Zij stromen voornamelijk door naar:
-    bacheloropleidingen in het hoger onderwijs
-    HBO5-opleidingen
-    Een beroepsgerichte Se-n-Se
-    Se-n-Se bijzondere wetenschappelijke vorming
-    Se-n-Se bijzondere beeldende/muzikale vorming, dans, woordkunst, drama

  • van de A-finaliteit een diploma secundair onderwijs met onderwijskwalificatie 3.
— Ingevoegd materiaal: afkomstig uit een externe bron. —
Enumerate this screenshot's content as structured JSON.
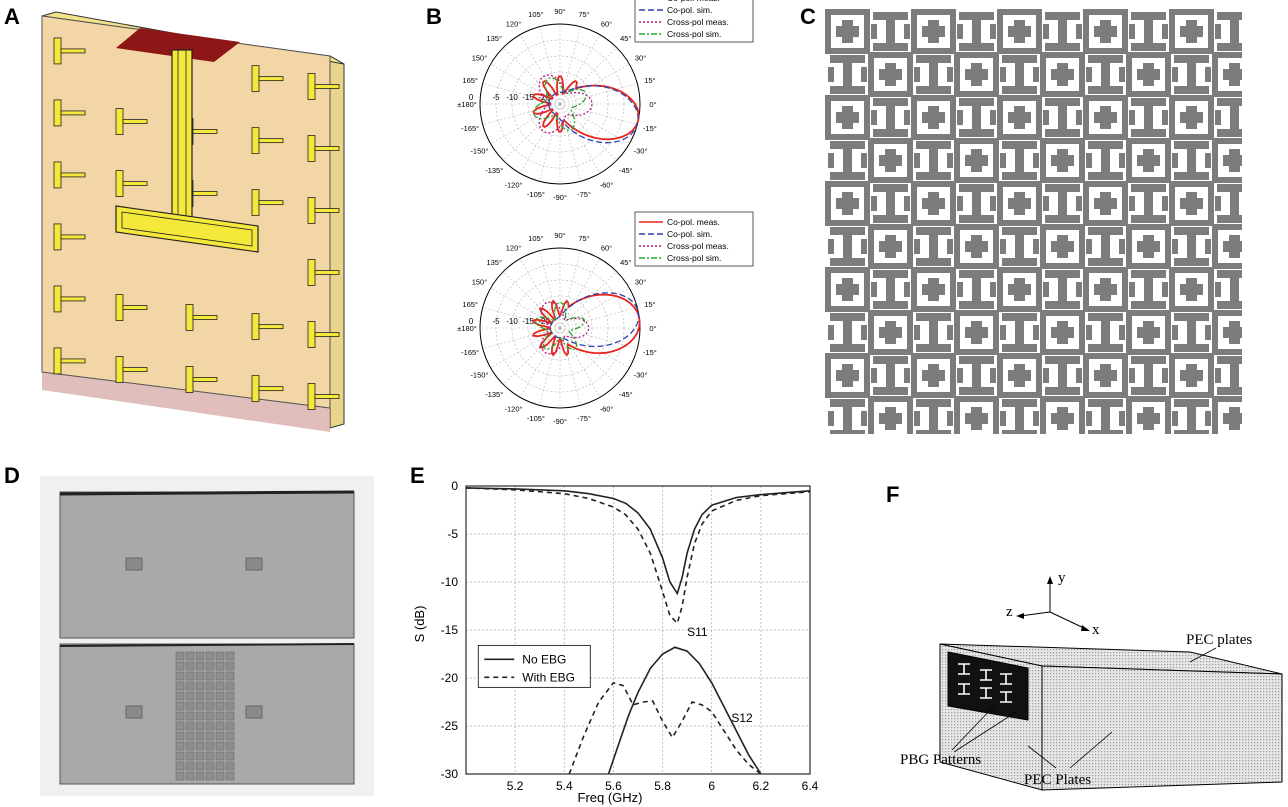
{
  "panels": {
    "a": {
      "letter": "A"
    },
    "b": {
      "letter": "B",
      "angle_labels": [
        "90°",
        "75°",
        "60°",
        "45°",
        "30°",
        "15°",
        "0°",
        "-15°",
        "-30°",
        "-45°",
        "-60°",
        "-75°",
        "-90°",
        "-105°",
        "-120°",
        "-135°",
        "-150°",
        "-165°",
        "±180°",
        "165°",
        "150°",
        "135°",
        "120°",
        "105°"
      ],
      "radial_labels": [
        "-5",
        "-10",
        "-15",
        "-20"
      ],
      "radial_zero": "0",
      "legend": [
        "Co-pol. meas.",
        "Co-pol. sim.",
        "Cross-pol meas.",
        "Cross-pol sim."
      ],
      "legend_colors": [
        "#e8261c",
        "#2f3fb5",
        "#c0188c",
        "#2aa22a"
      ]
    },
    "c": {
      "letter": "C"
    },
    "d": {
      "letter": "D"
    },
    "e": {
      "letter": "E"
    },
    "f": {
      "letter": "F",
      "axis_y": "y",
      "axis_z": "z",
      "axis_x": "x",
      "label_pec_plates_top": "PEC plates",
      "label_pbg": "PBG Patterns",
      "label_pec_plates_bottom": "PEC Plates"
    }
  },
  "chart_data": {
    "type": "line",
    "xlabel": "Freq (GHz)",
    "ylabel": "S (dB)",
    "xlim": [
      5.0,
      6.4
    ],
    "ylim": [
      -30,
      0
    ],
    "x_ticks": [
      "5.2",
      "5.4",
      "5.6",
      "5.8",
      "6",
      "6.2",
      "6.4"
    ],
    "y_ticks": [
      "0",
      "-5",
      "-10",
      "-15",
      "-20",
      "-25",
      "-30"
    ],
    "grid": true,
    "legend_position": "lower-left",
    "annotations": [
      "S11",
      "S12"
    ],
    "series": [
      {
        "name": "No EBG",
        "curve": "S11",
        "style": "solid",
        "x": [
          5.0,
          5.2,
          5.4,
          5.5,
          5.6,
          5.65,
          5.7,
          5.75,
          5.8,
          5.83,
          5.86,
          5.88,
          5.9,
          5.93,
          5.96,
          6.0,
          6.1,
          6.2,
          6.3,
          6.4
        ],
        "y": [
          -0.2,
          -0.3,
          -0.5,
          -0.8,
          -1.3,
          -1.8,
          -2.8,
          -4.5,
          -7.5,
          -10.0,
          -11.2,
          -9.5,
          -7.0,
          -4.5,
          -3.0,
          -2.0,
          -1.2,
          -0.9,
          -0.7,
          -0.5
        ]
      },
      {
        "name": "With EBG",
        "curve": "S11",
        "style": "dashed",
        "x": [
          5.0,
          5.2,
          5.4,
          5.5,
          5.6,
          5.65,
          5.7,
          5.75,
          5.8,
          5.83,
          5.86,
          5.88,
          5.9,
          5.93,
          5.96,
          6.0,
          6.1,
          6.2,
          6.3,
          6.4
        ],
        "y": [
          -0.2,
          -0.4,
          -0.8,
          -1.3,
          -2.2,
          -3.0,
          -4.5,
          -7.0,
          -11.0,
          -13.5,
          -14.3,
          -12.5,
          -9.5,
          -6.0,
          -4.0,
          -2.6,
          -1.5,
          -1.0,
          -0.8,
          -0.6
        ]
      },
      {
        "name": "No EBG",
        "curve": "S12",
        "style": "solid",
        "x": [
          5.58,
          5.62,
          5.66,
          5.7,
          5.75,
          5.8,
          5.85,
          5.9,
          5.95,
          6.0,
          6.05,
          6.1,
          6.15,
          6.2
        ],
        "y": [
          -30.0,
          -27.0,
          -24.0,
          -21.5,
          -19.0,
          -17.5,
          -16.8,
          -17.2,
          -18.5,
          -20.5,
          -23.0,
          -25.5,
          -28.0,
          -30.0
        ]
      },
      {
        "name": "With EBG",
        "curve": "S12",
        "style": "dashed",
        "x": [
          5.42,
          5.48,
          5.54,
          5.6,
          5.64,
          5.68,
          5.72,
          5.76,
          5.8,
          5.84,
          5.88,
          5.92,
          5.96,
          6.0,
          6.05,
          6.1,
          6.15,
          6.2
        ],
        "y": [
          -30.0,
          -26.0,
          -22.5,
          -20.5,
          -20.8,
          -22.8,
          -22.5,
          -22.4,
          -24.5,
          -26.2,
          -24.5,
          -22.5,
          -22.8,
          -23.5,
          -25.5,
          -27.5,
          -29.0,
          -30.0
        ]
      }
    ]
  }
}
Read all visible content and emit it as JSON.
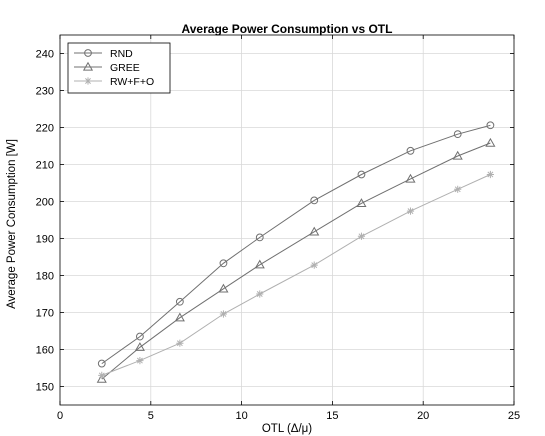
{
  "chart_data": {
    "type": "line",
    "title": "Average Power Consumption vs OTL",
    "xlabel": "OTL (Δ/μ)",
    "ylabel": "Average Power Consumption [W]",
    "xlim": [
      0,
      25
    ],
    "ylim": [
      145,
      245
    ],
    "xticks": [
      0,
      5,
      10,
      15,
      20,
      25
    ],
    "yticks": [
      150,
      160,
      170,
      180,
      190,
      200,
      210,
      220,
      230,
      240
    ],
    "grid": true,
    "legend_position": "top-left",
    "series": [
      {
        "name": "RND",
        "marker": "circle",
        "color": "#707070",
        "x": [
          2.3,
          4.4,
          6.6,
          9.0,
          11.0,
          14.0,
          16.6,
          19.3,
          21.9,
          23.7
        ],
        "y": [
          156.2,
          163.5,
          172.9,
          183.3,
          190.3,
          200.3,
          207.3,
          213.7,
          218.2,
          220.6
        ]
      },
      {
        "name": "GREE",
        "marker": "triangle",
        "color": "#707070",
        "x": [
          2.3,
          4.4,
          6.6,
          9.0,
          11.0,
          14.0,
          16.6,
          19.3,
          21.9,
          23.7
        ],
        "y": [
          152.0,
          160.6,
          168.6,
          176.4,
          182.9,
          191.8,
          199.5,
          206.1,
          212.3,
          215.8
        ]
      },
      {
        "name": "RW+F+O",
        "marker": "asterisk",
        "color": "#b0b0b0",
        "x": [
          2.3,
          4.4,
          6.6,
          9.0,
          11.0,
          14.0,
          16.6,
          19.3,
          21.9,
          23.7
        ],
        "y": [
          153.0,
          157.0,
          161.7,
          169.6,
          175.0,
          182.8,
          190.6,
          197.4,
          203.3,
          207.3
        ]
      }
    ]
  }
}
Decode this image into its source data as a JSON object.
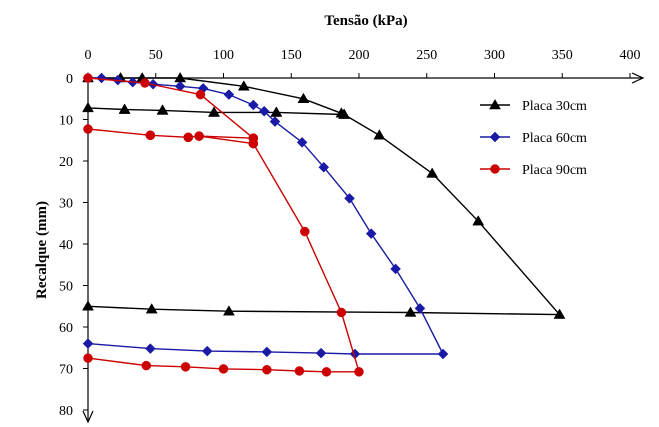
{
  "chart_data": {
    "type": "line",
    "xlabel": "Tensão (kPa)",
    "ylabel": "Recalque (mm)",
    "xlim": [
      0,
      400
    ],
    "ylim": [
      0,
      80
    ],
    "x_ticks": [
      "0",
      "50",
      "100",
      "150",
      "200",
      "250",
      "300",
      "350",
      "400"
    ],
    "y_ticks": [
      "0",
      "10",
      "20",
      "30",
      "40",
      "50",
      "60",
      "70",
      "80"
    ],
    "x_axis_position": "top",
    "y_axis_inverted": true,
    "grid": false,
    "legend_position": "top-right",
    "series": [
      {
        "name": "Placa 30cm",
        "color": "#000000",
        "marker": "triangle",
        "points": [
          [
            0,
            0
          ],
          [
            24,
            0
          ],
          [
            40,
            0
          ],
          [
            68,
            0
          ],
          [
            115,
            2
          ],
          [
            159,
            5
          ],
          [
            187,
            8.5
          ],
          [
            189,
            8.8
          ],
          [
            139,
            8.3
          ],
          [
            93,
            8.3
          ],
          [
            55,
            7.8
          ],
          [
            27,
            7.6
          ],
          [
            0,
            7.2
          ],
          [
            27,
            7.6
          ],
          [
            55,
            7.8
          ],
          [
            93,
            8.3
          ],
          [
            139,
            8.3
          ],
          [
            189,
            8.8
          ],
          [
            215,
            13.8
          ],
          [
            254,
            23
          ],
          [
            288,
            34.5
          ],
          [
            348,
            57
          ],
          [
            238,
            56.5
          ],
          [
            104,
            56.2
          ],
          [
            47,
            55.7
          ],
          [
            0,
            55
          ]
        ]
      },
      {
        "name": "Placa 60cm",
        "color": "#1a1aa6",
        "marker": "diamond",
        "points": [
          [
            0,
            0
          ],
          [
            10,
            0
          ],
          [
            22,
            0.5
          ],
          [
            33,
            1
          ],
          [
            48,
            1.5
          ],
          [
            68,
            2
          ],
          [
            85,
            2.5
          ],
          [
            104,
            4
          ],
          [
            122,
            6.5
          ],
          [
            130,
            8
          ],
          [
            138,
            10.5
          ],
          [
            158,
            15.5
          ],
          [
            174,
            21.5
          ],
          [
            193,
            29
          ],
          [
            209,
            37.5
          ],
          [
            227,
            46
          ],
          [
            245,
            55.5
          ],
          [
            262,
            66.5
          ],
          [
            197,
            66.5
          ],
          [
            172,
            66.3
          ],
          [
            132,
            66
          ],
          [
            88,
            65.8
          ],
          [
            46,
            65.2
          ],
          [
            0,
            64
          ]
        ]
      },
      {
        "name": "Placa 90cm",
        "color": "#cc0000",
        "marker": "circle",
        "points": [
          [
            0,
            0
          ],
          [
            42,
            1.2
          ],
          [
            83,
            4
          ],
          [
            122,
            14.5
          ],
          [
            122,
            15.8
          ],
          [
            82,
            14
          ],
          [
            74,
            14.3
          ],
          [
            46,
            13.8
          ],
          [
            0,
            12.3
          ],
          [
            46,
            13.8
          ],
          [
            74,
            14.3
          ],
          [
            82,
            14
          ],
          [
            122,
            14.5
          ],
          [
            122,
            15.8
          ],
          [
            160,
            37
          ],
          [
            187,
            56.5
          ],
          [
            200,
            70.8
          ],
          [
            176,
            70.8
          ],
          [
            156,
            70.6
          ],
          [
            132,
            70.3
          ],
          [
            100,
            70.1
          ],
          [
            72,
            69.6
          ],
          [
            43,
            69.3
          ],
          [
            0,
            67.5
          ]
        ]
      }
    ]
  }
}
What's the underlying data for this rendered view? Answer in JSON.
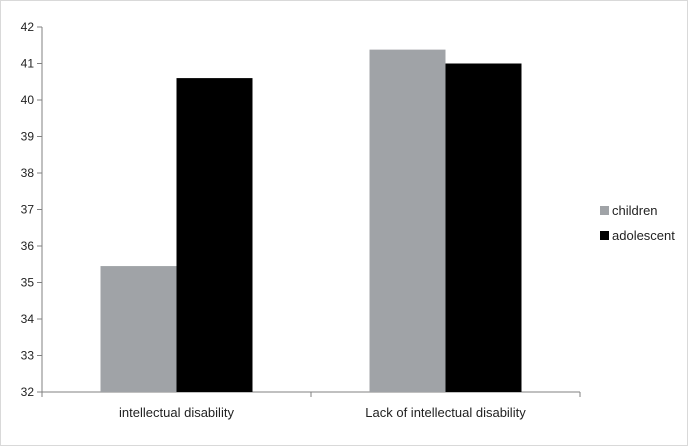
{
  "chart_data": {
    "type": "bar",
    "title": "",
    "xlabel": "",
    "ylabel": "",
    "categories": [
      "intellectual disability",
      "Lack of intellectual disability"
    ],
    "series": [
      {
        "name": "children",
        "color": "#a0a3a7",
        "values": [
          35.45,
          41.38
        ]
      },
      {
        "name": "adolescent",
        "color": "#000000",
        "values": [
          40.6,
          41.0
        ]
      }
    ],
    "ylim": [
      32,
      42
    ],
    "yticks": [
      32,
      33,
      34,
      35,
      36,
      37,
      38,
      39,
      40,
      41,
      42
    ],
    "grid": false,
    "legend_position": "right"
  }
}
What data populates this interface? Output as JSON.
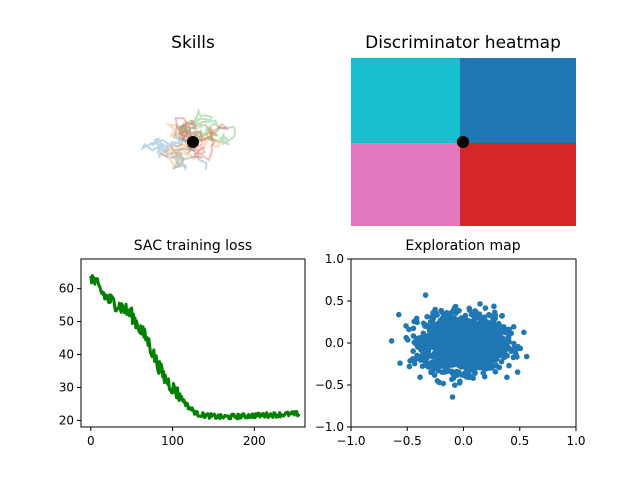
{
  "colors": {
    "skill_blue": "#1f77b4",
    "skill_orange": "#ff7f0e",
    "skill_green": "#2ca02c",
    "skill_red": "#d62728",
    "region_cyan": "#17becf",
    "region_blue": "#1f77b4",
    "region_pink": "#e377c2",
    "region_red": "#d62728",
    "loss_green": "#008000",
    "scatter_blue": "#1f77b4"
  },
  "chart_data": [
    {
      "id": "skills",
      "type": "line",
      "title": "Skills",
      "axes_visible": false,
      "start_point": [
        0,
        0
      ],
      "series": [
        {
          "color_key": "skill_blue",
          "alpha": 0.3
        },
        {
          "color_key": "skill_orange",
          "alpha": 0.3
        },
        {
          "color_key": "skill_green",
          "alpha": 0.3
        },
        {
          "color_key": "skill_red",
          "alpha": 0.3
        }
      ]
    },
    {
      "id": "discriminator",
      "type": "heatmap",
      "title": "Discriminator heatmap",
      "axes_visible": false,
      "regions": [
        {
          "quadrant": "top-left",
          "color_key": "region_cyan"
        },
        {
          "quadrant": "top-right",
          "color_key": "region_blue"
        },
        {
          "quadrant": "bottom-left",
          "color_key": "region_pink"
        },
        {
          "quadrant": "bottom-right",
          "color_key": "region_red"
        }
      ],
      "marker": [
        0,
        0
      ]
    },
    {
      "id": "sac_loss",
      "type": "line",
      "title": "SAC training loss",
      "xlim": [
        -12,
        262
      ],
      "ylim": [
        18,
        69
      ],
      "x_ticks": [
        "0",
        "100",
        "200"
      ],
      "x_tick_values": [
        0,
        100,
        200
      ],
      "y_ticks": [
        "20",
        "30",
        "40",
        "50",
        "60"
      ],
      "y_tick_values": [
        20,
        30,
        40,
        50,
        60
      ],
      "n_points": 256,
      "keypoints": [
        [
          0,
          64
        ],
        [
          10,
          60
        ],
        [
          20,
          57
        ],
        [
          40,
          54
        ],
        [
          50,
          52
        ],
        [
          60,
          48
        ],
        [
          70,
          44
        ],
        [
          80,
          38
        ],
        [
          90,
          33
        ],
        [
          100,
          30
        ],
        [
          110,
          27
        ],
        [
          120,
          24
        ],
        [
          130,
          22
        ],
        [
          140,
          21.5
        ],
        [
          160,
          21
        ],
        [
          200,
          21.5
        ],
        [
          255,
          22
        ]
      ],
      "noise": 2.2,
      "series": [
        {
          "color_key": "loss_green"
        }
      ]
    },
    {
      "id": "exploration",
      "type": "scatter",
      "title": "Exploration map",
      "xlim": [
        -1.0,
        1.0
      ],
      "ylim": [
        -1.0,
        1.0
      ],
      "x_ticks": [
        "−1.0",
        "−0.5",
        "0.0",
        "0.5",
        "1.0"
      ],
      "x_tick_values": [
        -1.0,
        -0.5,
        0.0,
        0.5,
        1.0
      ],
      "y_ticks": [
        "−1.0",
        "−0.5",
        "0.0",
        "0.5",
        "1.0"
      ],
      "y_tick_values": [
        -1.0,
        -0.5,
        0.0,
        0.5,
        1.0
      ],
      "center": [
        0,
        0
      ],
      "spread": [
        0.17,
        0.16
      ],
      "n_points": 1800,
      "series": [
        {
          "color_key": "scatter_blue"
        }
      ]
    }
  ]
}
Zij stromen voornamelijk door naar:
-    de arbeidsmarkt
-    HBO5-opleidingen
-    Een beroepsgerichte Se-n-Se
-    Se-n-Se voorbereiding hoger onderwijs

Aandachtspunten voor ouders
  • Volgens het participatiedecreet moeten (ontwerp-)beslissingen m.b.t. het studieaanbod voor overleg voorgelegd worden aan de schoolraad. Overleggen omvat meer dan informeren! Ga het gesprek aan.
  • De planning van het Katholiek onderwijsaanbod gebeurt per bisdom in de Diocesane Planificatie en CoördinatieCommissie (DPCC). Deze procedure is aan een strikte timing gebonden.  
  • Het studieaanbod is geen gemakkelijke materie. Aarzel niet om toelichting te vragen.
  • Overleg over de invulling van de differentiatiepakketten, de keuze voor basisopties en studierichtingen is een belangrijke zaak. 
  • Hou steeds het aanbod in de hogere jaren in het oog. Indien er geen continuïteit in studierichtingen wordt aangeboden op een school, is het leerlingenverloop zeer groot.
  • Hou het aanbod van scholen in de buurt in het oog. Het kan verstandig zijn om net die studierichtingen aan te bieden die een nabijgelegen school niet aanbiedt, of om een bepaalde populaire studierichting juist ook aan te bieden. Omvormen tot domeinscholen met nauwe samenwerking met andere scholen in de buurt is een mogelijkheid.
  • Bij de keuze voor bepaalde studierichtingen bekijk je best ook wat infrastructureel en materieel mogelijk is: in sommige studierichtingen worden bepaalde materiële vereisten opgelegd aan de school.